Once a filmmaker has been hailed as an auteur, critical comment on every movie he (or she) has made or goes on to make tends to be critically viewed through rose-coloured glasses.

From a reviewer’s point of view, there is intellectual safety in precedence.

There’s no doubt that Robert Altman achieved 100 per cent auteur status early on in his career as a director of feature films.

His classic satirically comic anti-establishment take on the Korean War with M*A*S*H instantly established him as a one-of-a-kind filmmaker and marked him as an auteur whose future films could be valued as individually-made rather than studio-created.

His movies that followed M*A*S*H, among them Brewster McCloud, McCabe and Mrs Miller, The Long Goodbye, 3 Women, Nashville and A Wedding, are interestingly discussed and dissected here by Canadian filmmaker Ron Mann in a heartfelt documentary that assumes Altman’s genius right from the start and guides the film on lines that prove that assumption was correct.

And so we are treated to a collection of actors he worked with, among them James Caan, Elliott Gould, Sally Kellerman, Julianne Moore and Bruce Willis, speaking to camera to define Altmanesque and to confirm his genius and auteur status.

For Gould, Altmanesque was “Life, liberty and the pursuit of truth”, Robin Williams described it as “Expect the unexpected” while Bruce Willis thought it to mean “Kicking Hollywood’s ass”.

Mann’s journey through Altman’s life takes as its basic thrust the concept of the filmmaker as a genius, an approach that makes absolute sense when you realise that the late filmmaker’s widow Kathryn ((they met when she played a nurse in a TV episode of Whirlybirds he directed), other members of his family and various coworkers were seriously involved in the making of the film.

Valuably, this involvement delivered fascinating family footage to round out Mann’s biopic, along with behind-the-scenes moments during the making of his movies.

I found the section of the film charting Altman’s rise to feature film fame the most interesting.

Having served in the forces during WW2, he went back to his hometown in Kansas where he cut his celluloid teeth making commercials, including the eminently instructive How to Run a Filling Station.

Hollywood followed, with Altman becoming a lauded director of popular TV series, among them ‘Hawaiian Eye’, ‘U.S. Marshal’, ‘Peter Gunn’ and “Bonanza’ to his credit.

His first feature film, the understandably unremembered science fiction drama Countdown (produced by William Conrad, best remembered as overweight television series crime-fighter ‘Cannon’) brought Altman into conflict with Jack Warner who objected to his use of overlapping dialogue.

A Cold Day in the Park followed, after which his critically commented career as a maverick filmmaker/auteur caught fire with M*A*S*H.

Mann’s film is replete with extracts from his films as well as episodes from his work and offset life and is consistently fascinating, instructive and, occasionally revealing but it is never quite able to distance itself from unconditional worship of its subject.

Altman is a valuable film.

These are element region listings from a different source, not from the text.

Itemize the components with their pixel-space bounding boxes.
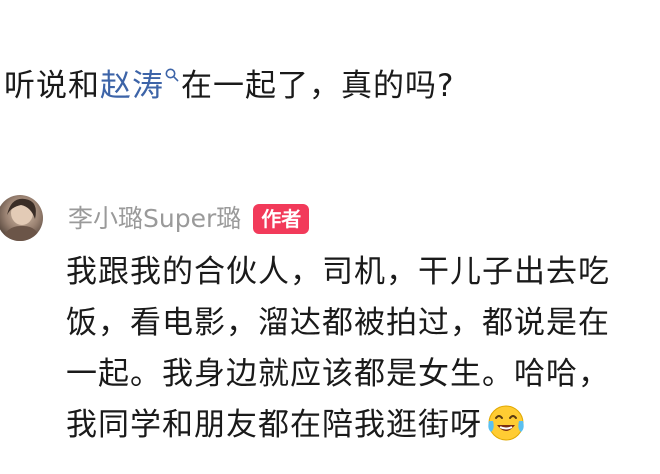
mention-link[interactable]: 赵涛 [100,68,164,104]
avatar[interactable] [0,195,43,241]
comment-author-row: 李小璐Super璐 作者 [68,203,310,235]
post-question: 听说和赵涛 在一起了，真的吗? [4,64,454,108]
author-name[interactable]: 李小璐Super璐 [68,203,241,235]
comment-line-text: 我同学和朋友都在陪我逛街呀 [66,407,482,443]
comment-line: 我跟我的合伙人，司机，干儿子出去吃 [66,254,610,290]
comment-item: 李小璐Super璐 作者 我跟我的合伙人，司机，干儿子出去吃 饭，看电影，溜达都… [0,185,660,474]
comment-line: 一起。我身边就应该都是女生。哈哈， [66,356,610,392]
crying-laughing-emoji-icon [488,405,524,440]
question-text-before: 听说和 [4,68,100,104]
comment-thread: 听说和赵涛 在一起了，真的吗? 李小璐Super璐 作者 我跟我的合伙人，司机，干… [0,0,660,474]
comment-line-with-emoji: 我同学和朋友都在陪我逛街呀 [66,400,660,451]
search-icon[interactable] [165,68,179,82]
author-badge: 作者 [253,204,310,234]
comment-line: 饭，看电影，溜达都被拍过，都说是在 [66,305,610,341]
question-text-after: 在一起了，真的吗? [181,68,455,104]
avatar-image [1,198,41,241]
comment-body: 我跟我的合伙人，司机，干儿子出去吃 饭，看电影，溜达都被拍过，都说是在 一起。我… [66,247,660,451]
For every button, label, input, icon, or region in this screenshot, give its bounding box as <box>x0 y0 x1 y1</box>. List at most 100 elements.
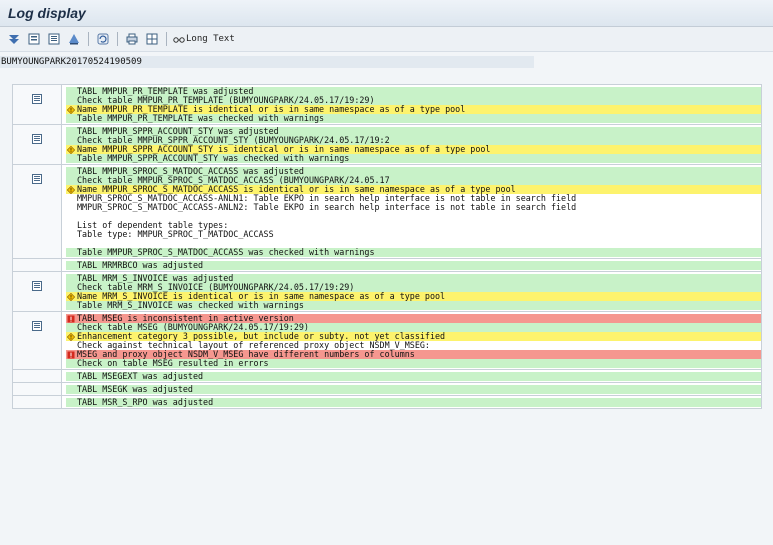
collapse-icon[interactable] <box>26 31 42 47</box>
log-message[interactable]: Name MMPUR_SPROC_S_MATDOC_ACCASS is iden… <box>66 185 761 194</box>
log-message-text: MMPUR_SPROC_S_MATDOC_ACCASS-ANLN2: Table… <box>77 203 577 212</box>
log-message-text: Table MRM_S_INVOICE was checked with war… <box>77 301 304 310</box>
log-message[interactable]: Check table MSEG (BUMYOUNGPARK/24.05.17/… <box>66 323 761 332</box>
log-message[interactable]: List of dependent table types: <box>66 221 761 230</box>
window-title-bar: Log display <box>0 0 773 27</box>
log-message-text: TABL MMPUR_SPPR_ACCOUNT_STY was adjusted <box>77 127 279 136</box>
log-message-text: TABL MRMRBCO was adjusted <box>77 261 204 270</box>
log-group-messages: TABL MMPUR_PR_TEMPLATE was adjusted Check… <box>62 85 761 124</box>
log-group: TABL MMPUR_SPROC_S_MATDOC_ACCASS was adj… <box>12 164 762 258</box>
log-message-text: TABL MMPUR_PR_TEMPLATE was adjusted <box>77 87 254 96</box>
log-group-messages: TABL MMPUR_SPPR_ACCOUNT_STY was adjusted… <box>62 125 761 164</box>
detail-icon[interactable] <box>32 89 42 108</box>
log-message[interactable] <box>66 212 761 221</box>
warning-icon <box>66 292 76 301</box>
log-message[interactable]: TABL MMPUR_SPPR_ACCOUNT_STY was adjusted <box>66 127 761 136</box>
log-message-text: Check table MMPUR_SPPR_ACCOUNT_STY (BUMY… <box>77 136 390 145</box>
log-message-text: Table MMPUR_SPPR_ACCOUNT_STY was checked… <box>77 154 350 163</box>
log-message-text: TABL MSEG is inconsistent in active vers… <box>77 314 294 323</box>
log-message[interactable] <box>66 239 761 248</box>
detail-icon[interactable] <box>32 129 42 148</box>
log-message[interactable]: Table MMPUR_SPPR_ACCOUNT_STY was checked… <box>66 154 761 163</box>
log-group-gutter <box>13 259 62 271</box>
log-message[interactable]: MMPUR_SPROC_S_MATDOC_ACCASS-ANLN1: Table… <box>66 194 761 203</box>
log-group: TABL MSEGK was adjusted <box>12 382 762 395</box>
warning-icon <box>66 185 76 194</box>
log-group-messages: TABL MRM_S_INVOICE was adjusted Check tab… <box>62 272 761 311</box>
log-message-text: Table MMPUR_SPROC_S_MATDOC_ACCASS was ch… <box>77 248 375 257</box>
toolbar-separator <box>88 32 89 46</box>
expand-all-icon[interactable] <box>6 31 22 47</box>
warning-icon <box>66 145 76 154</box>
log-message[interactable]: Check table MMPUR_SPROC_S_MATDOC_ACCASS … <box>66 176 761 185</box>
log-message[interactable]: TABL MMPUR_PR_TEMPLATE was adjusted <box>66 87 761 96</box>
error-icon <box>66 314 76 323</box>
log-message[interactable]: Table MMPUR_SPROC_S_MATDOC_ACCASS was ch… <box>66 248 761 257</box>
glasses-icon <box>173 35 185 44</box>
log-message-text: MMPUR_SPROC_S_MATDOC_ACCASS-ANLN1: Table… <box>77 194 577 203</box>
log-message[interactable]: MMPUR_SPROC_S_MATDOC_ACCASS-ANLN2: Table… <box>66 203 761 212</box>
log-message[interactable]: Name MMPUR_SPPR_ACCOUNT_STY is identical… <box>66 145 761 154</box>
log-message[interactable]: TABL MRMRBCO was adjusted <box>66 261 761 270</box>
log-group: TABL MSR_S_RPO was adjusted <box>12 395 762 409</box>
detail-icon[interactable] <box>32 276 42 295</box>
log-group-gutter <box>13 85 62 124</box>
log-group: TABL MSEGEXT was adjusted <box>12 369 762 382</box>
log-group-gutter <box>13 272 62 311</box>
log-message-text: Name MMPUR_PR_TEMPLATE is identical or i… <box>77 105 466 114</box>
log-id: BUMYOUNGPARK20170524190509 <box>0 56 534 68</box>
detail-icon[interactable] <box>32 169 42 188</box>
log-message[interactable]: TABL MSEG is inconsistent in active vers… <box>66 314 761 323</box>
grid-icon[interactable] <box>144 31 160 47</box>
log-group-messages: TABL MSEG is inconsistent in active vers… <box>62 312 761 369</box>
detail-icon[interactable] <box>32 316 42 335</box>
log-message-text: Check table MMPUR_SPROC_S_MATDOC_ACCASS … <box>77 176 390 185</box>
log-message[interactable]: Check table MMPUR_PR_TEMPLATE (BUMYOUNGP… <box>66 96 761 105</box>
log-group-messages: TABL MSEGK was adjusted <box>62 383 761 395</box>
log-group-messages: TABL MSEGEXT was adjusted <box>62 370 761 382</box>
log-group-gutter <box>13 396 62 408</box>
log-message[interactable]: Table MRM_S_INVOICE was checked with war… <box>66 301 761 310</box>
log-message-text: Check table MRM_S_INVOICE (BUMYOUNGPARK/… <box>77 283 355 292</box>
log-group: TABL MSEG is inconsistent in active vers… <box>12 311 762 369</box>
log-message-text: List of dependent table types: <box>77 221 229 230</box>
log-message-text: TABL MRM_S_INVOICE was adjusted <box>77 274 234 283</box>
log-message[interactable]: MSEG and proxy object NSDM_V_MSEG have d… <box>66 350 761 359</box>
log-message[interactable]: TABL MMPUR_SPROC_S_MATDOC_ACCASS was adj… <box>66 167 761 176</box>
warning-icon <box>66 332 76 341</box>
log-group-gutter <box>13 370 62 382</box>
log-group-messages: TABL MRMRBCO was adjusted <box>62 259 761 271</box>
log-message-text: Check on table MSEG resulted in errors <box>77 359 269 368</box>
log-tree: TABL MMPUR_PR_TEMPLATE was adjusted Check… <box>12 84 762 409</box>
refresh-icon[interactable] <box>95 31 111 47</box>
long-text-button[interactable]: Long Text <box>173 34 235 44</box>
log-message[interactable]: Table MMPUR_PR_TEMPLATE was checked with… <box>66 114 761 123</box>
log-message-text: TABL MSEGK was adjusted <box>77 385 193 394</box>
log-group: TABL MRM_S_INVOICE was adjusted Check tab… <box>12 271 762 311</box>
log-message[interactable]: Check on table MSEG resulted in errors <box>66 359 761 368</box>
find-icon[interactable] <box>66 31 82 47</box>
log-message[interactable]: Check against technical layout of refere… <box>66 341 761 350</box>
log-message[interactable]: TABL MSEGEXT was adjusted <box>66 372 761 381</box>
log-message[interactable]: Name MMPUR_PR_TEMPLATE is identical or i… <box>66 105 761 114</box>
log-group-gutter <box>13 125 62 164</box>
log-message[interactable]: TABL MRM_S_INVOICE was adjusted <box>66 274 761 283</box>
print-icon[interactable] <box>124 31 140 47</box>
log-message-text: MSEG and proxy object NSDM_V_MSEG have d… <box>77 350 415 359</box>
log-message[interactable]: Check table MMPUR_SPPR_ACCOUNT_STY (BUMY… <box>66 136 761 145</box>
log-group-gutter <box>13 312 62 369</box>
detail-icon[interactable] <box>46 31 62 47</box>
log-message[interactable]: TABL MSR_S_RPO was adjusted <box>66 398 761 407</box>
log-message[interactable]: Table type: MMPUR_SPROC_T_MATDOC_ACCASS <box>66 230 761 239</box>
log-message-text: Check table MSEG (BUMYOUNGPARK/24.05.17/… <box>77 323 309 332</box>
log-message-text: Check against technical layout of refere… <box>77 341 430 350</box>
log-message[interactable]: Check table MRM_S_INVOICE (BUMYOUNGPARK/… <box>66 283 761 292</box>
toolbar: Long Text <box>0 27 773 52</box>
log-message[interactable]: Name MRM_S_INVOICE is identical or is in… <box>66 292 761 301</box>
toolbar-separator <box>117 32 118 46</box>
log-message-text: Name MMPUR_SPROC_S_MATDOC_ACCASS is iden… <box>77 185 516 194</box>
log-message[interactable]: Enhancement category 3 possible, but inc… <box>66 332 761 341</box>
log-message-text: Table type: MMPUR_SPROC_T_MATDOC_ACCASS <box>77 230 274 239</box>
log-message-text: Enhancement category 3 possible, but inc… <box>77 332 446 341</box>
log-message[interactable]: TABL MSEGK was adjusted <box>66 385 761 394</box>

But, unfortunately, it is also just a tad more hagiography than biography.

While I realise that I may be rather too often be regarded as overly cynical regarding the critical over-popularity of auteurism, my view is not entirely groundless.

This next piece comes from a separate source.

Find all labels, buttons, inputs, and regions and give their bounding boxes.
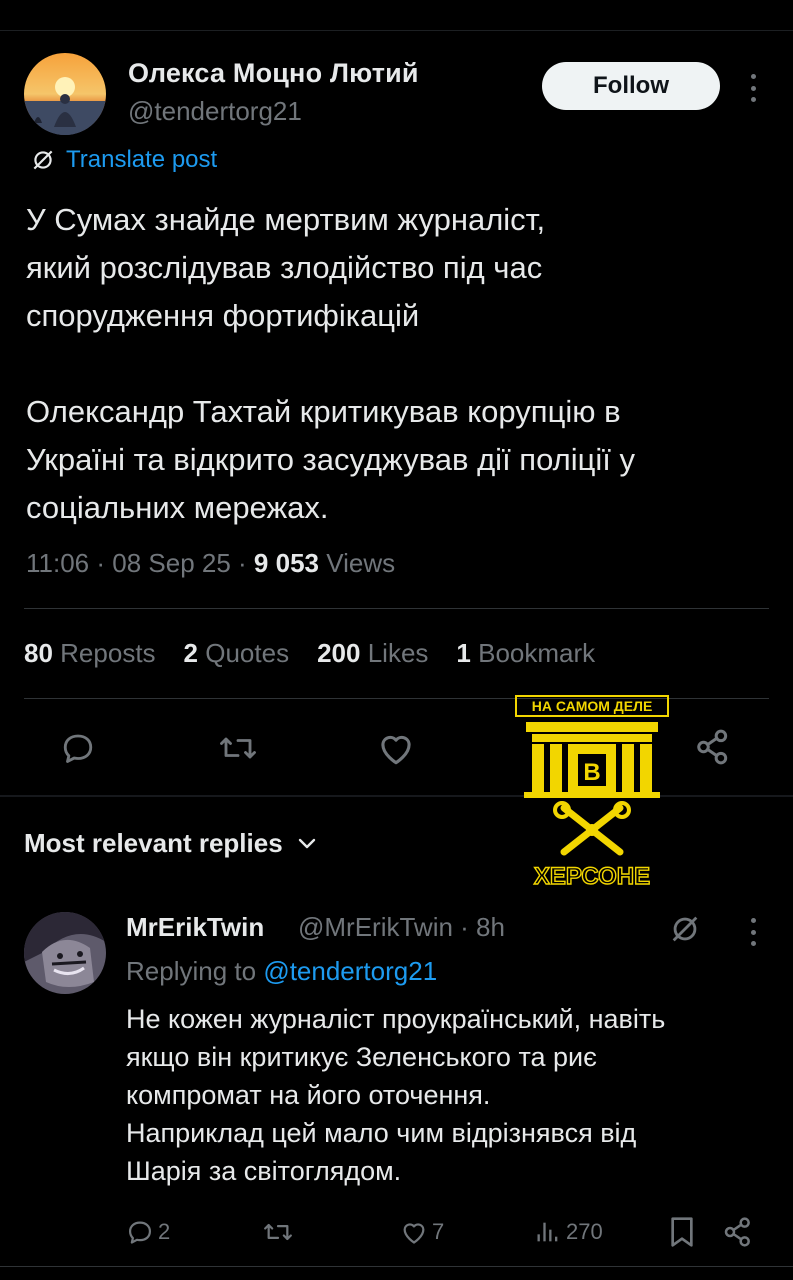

Long ago when I worked in television and auditioned and/or certificated films for television screening, I invited a noted intellectual film critic to join me in watching a TV movie called Nightmare in Chicago.

The film was poor, in fact not even good enough for ITV.

The critic agreed with my opinion and condemned the movie in no uncertain terms.

However, he had missed seeing the opening credits, a deliberate ploy on my part.

I ran them again and, when he now saw that Nightmare in Chicago had been directed by Altman, he suddenly now realised that the movie he had so rightly dismissed was, in fact, replete with unique Altmanesque tropes and touches.

Now that’s true auteur appreciation.




Alan Frank

USA 2014. UK Distributor: Soda Pictures. Colour.
95 minutes. not widescreen. UK certificate: 15.

Guidance ratings (out of 3): Sex/nudity 1, Violence/Horror 0, Drugs 2, Swearing 2.